Video arrives in the form of an AC encoded 1.78:1 transfer which in layman’s terms means it’s going to fill up your entire 16×9 TV set. This is fantastic news as animation in 1080p is absolutely stunning and that certainly holds true for this transfer as well. True, the shades are almost always of a darker hue (and the occasional lava-red and ice-blue), but the animation of it all is just really the main draw of a piece like this and the transfer really shines. There was some banding, but aside from that and a tiny bit of compression during a torrential rain sequence, it’s a flawless transfer.
The audio, a DTS-HD MA 5.1 mix, is similarly entertaining, with a robust soundtrack in the surrounds as well with the LFE output. I thought the opening sequence would never stop shaking my walls and later on throughout the film there are plenty of smaller moments where the surrounds and subwoofer kick in to create a nice little audio field. Without a doubt the key to what enjoyment I did get out of this film was from the A/V transfer as Anchor Bay did a really fantastic job with this in just about every respect. Dialogue is crystal clear, music is perfect and sound effects are appropriately gory and disgusting in nature.

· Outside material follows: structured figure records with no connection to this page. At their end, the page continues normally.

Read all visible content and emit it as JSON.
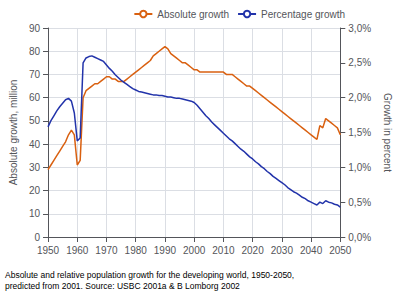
{
  "chart_data": {
    "type": "line",
    "ylabel": "Absolute growth, million",
    "y2label": "Growth in percent",
    "annotations": [
      "Absolute and relative population growth for the developing world, 1950-2050,\npredicted from 2001. Source: USBC 2001a & B Lomborg 2002"
    ],
    "x": [
      1950,
      1951,
      1952,
      1953,
      1954,
      1955,
      1956,
      1957,
      1958,
      1959,
      1960,
      1961,
      1962,
      1963,
      1964,
      1965,
      1966,
      1967,
      1968,
      1969,
      1970,
      1971,
      1972,
      1973,
      1974,
      1975,
      1976,
      1977,
      1978,
      1979,
      1980,
      1981,
      1982,
      1983,
      1984,
      1985,
      1986,
      1987,
      1988,
      1989,
      1990,
      1991,
      1992,
      1993,
      1994,
      1995,
      1996,
      1997,
      1998,
      1999,
      2000,
      2001,
      2002,
      2003,
      2004,
      2005,
      2006,
      2007,
      2008,
      2009,
      2010,
      2011,
      2012,
      2013,
      2014,
      2015,
      2016,
      2017,
      2018,
      2019,
      2020,
      2021,
      2022,
      2023,
      2024,
      2025,
      2026,
      2027,
      2028,
      2029,
      2030,
      2031,
      2032,
      2033,
      2034,
      2035,
      2036,
      2037,
      2038,
      2039,
      2040,
      2041,
      2042,
      2043,
      2044,
      2045,
      2046,
      2047,
      2048,
      2049,
      2050
    ],
    "series": [
      {
        "name": "Absolute growth",
        "color": "#d96010",
        "values": [
          29,
          31,
          33,
          35,
          37,
          39,
          41,
          44,
          46,
          44,
          31,
          33,
          60,
          63,
          64,
          65,
          66,
          66,
          67,
          68,
          69,
          69,
          68,
          68,
          67,
          67,
          67,
          68,
          69,
          70,
          71,
          72,
          73,
          74,
          75,
          76,
          78,
          79,
          80,
          81,
          82,
          81,
          79,
          78,
          77,
          76,
          75,
          75,
          74,
          73,
          72,
          72,
          71,
          71,
          71,
          71,
          71,
          71,
          71,
          71,
          71,
          70,
          70,
          70,
          69,
          68,
          67,
          66,
          65,
          65,
          64,
          63,
          62,
          61,
          60,
          59,
          58,
          57,
          56,
          55,
          54,
          53,
          52,
          51,
          50,
          49,
          48,
          47,
          46,
          45,
          44,
          43,
          42,
          48,
          47,
          51,
          50,
          49,
          48,
          47,
          44
        ]
      },
      {
        "name": "Percentage growth",
        "color": "#2233aa",
        "axis": "y2",
        "values": [
          1.58,
          1.67,
          1.74,
          1.81,
          1.87,
          1.92,
          1.97,
          1.99,
          1.95,
          1.78,
          1.38,
          1.42,
          2.5,
          2.57,
          2.59,
          2.6,
          2.58,
          2.56,
          2.54,
          2.52,
          2.47,
          2.42,
          2.38,
          2.33,
          2.29,
          2.25,
          2.22,
          2.19,
          2.16,
          2.13,
          2.11,
          2.09,
          2.08,
          2.07,
          2.06,
          2.05,
          2.04,
          2.04,
          2.03,
          2.03,
          2.02,
          2.01,
          2.01,
          2.0,
          1.99,
          1.99,
          1.98,
          1.97,
          1.96,
          1.95,
          1.93,
          1.89,
          1.84,
          1.79,
          1.74,
          1.7,
          1.65,
          1.61,
          1.57,
          1.53,
          1.49,
          1.45,
          1.41,
          1.38,
          1.34,
          1.3,
          1.26,
          1.23,
          1.19,
          1.15,
          1.12,
          1.08,
          1.05,
          1.01,
          0.98,
          0.94,
          0.91,
          0.87,
          0.84,
          0.81,
          0.78,
          0.75,
          0.71,
          0.68,
          0.65,
          0.63,
          0.6,
          0.57,
          0.55,
          0.52,
          0.5,
          0.48,
          0.46,
          0.5,
          0.48,
          0.52,
          0.5,
          0.49,
          0.47,
          0.46,
          0.43
        ]
      }
    ],
    "xlim": [
      1950,
      2050
    ],
    "xticks": [
      1950,
      1960,
      1970,
      1980,
      1990,
      2000,
      2010,
      2020,
      2030,
      2040,
      2050
    ],
    "ylim": [
      0,
      90
    ],
    "yticks": [
      0,
      10,
      20,
      30,
      40,
      50,
      60,
      70,
      80,
      90
    ],
    "y2lim": [
      0.0,
      3.0
    ],
    "y2ticks": [
      {
        "value": 0.0,
        "label": "0,0%"
      },
      {
        "value": 0.5,
        "label": "0,5%"
      },
      {
        "value": 1.0,
        "label": "1,0%"
      },
      {
        "value": 1.5,
        "label": "1,5%"
      },
      {
        "value": 2.0,
        "label": "2,0%"
      },
      {
        "value": 2.5,
        "label": "2,5%"
      },
      {
        "value": 3.0,
        "label": "3,0%"
      }
    ],
    "grid": true,
    "legend": "upper right"
  }
}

The extras are where this release begins to fall apart once again, unfortunately. Included:
Animatics (Beatrice Chase, Charon, Dante Stabs Farinata, Franceso Fight, Lust Minions)
EA Game Trailer
Yup, that’s it. They’re all in 1080p, but it’s still a pretty sad set of extras. I have to wonder why the disc didn’t include a demo as well, but then again you can grab that for free off of XBOX Live and the PSN last time I checked so I suppose it’s no real big deal. Overall this is worth a Rental just for the A/V transfer, but aside from that you’ll be unlikely to travel back to the nine levels of hell…unless you want to add a tenth one of your own (boredom).
Dante’s Inferno: An Animated Epic is now available on DVD and Blu-ray.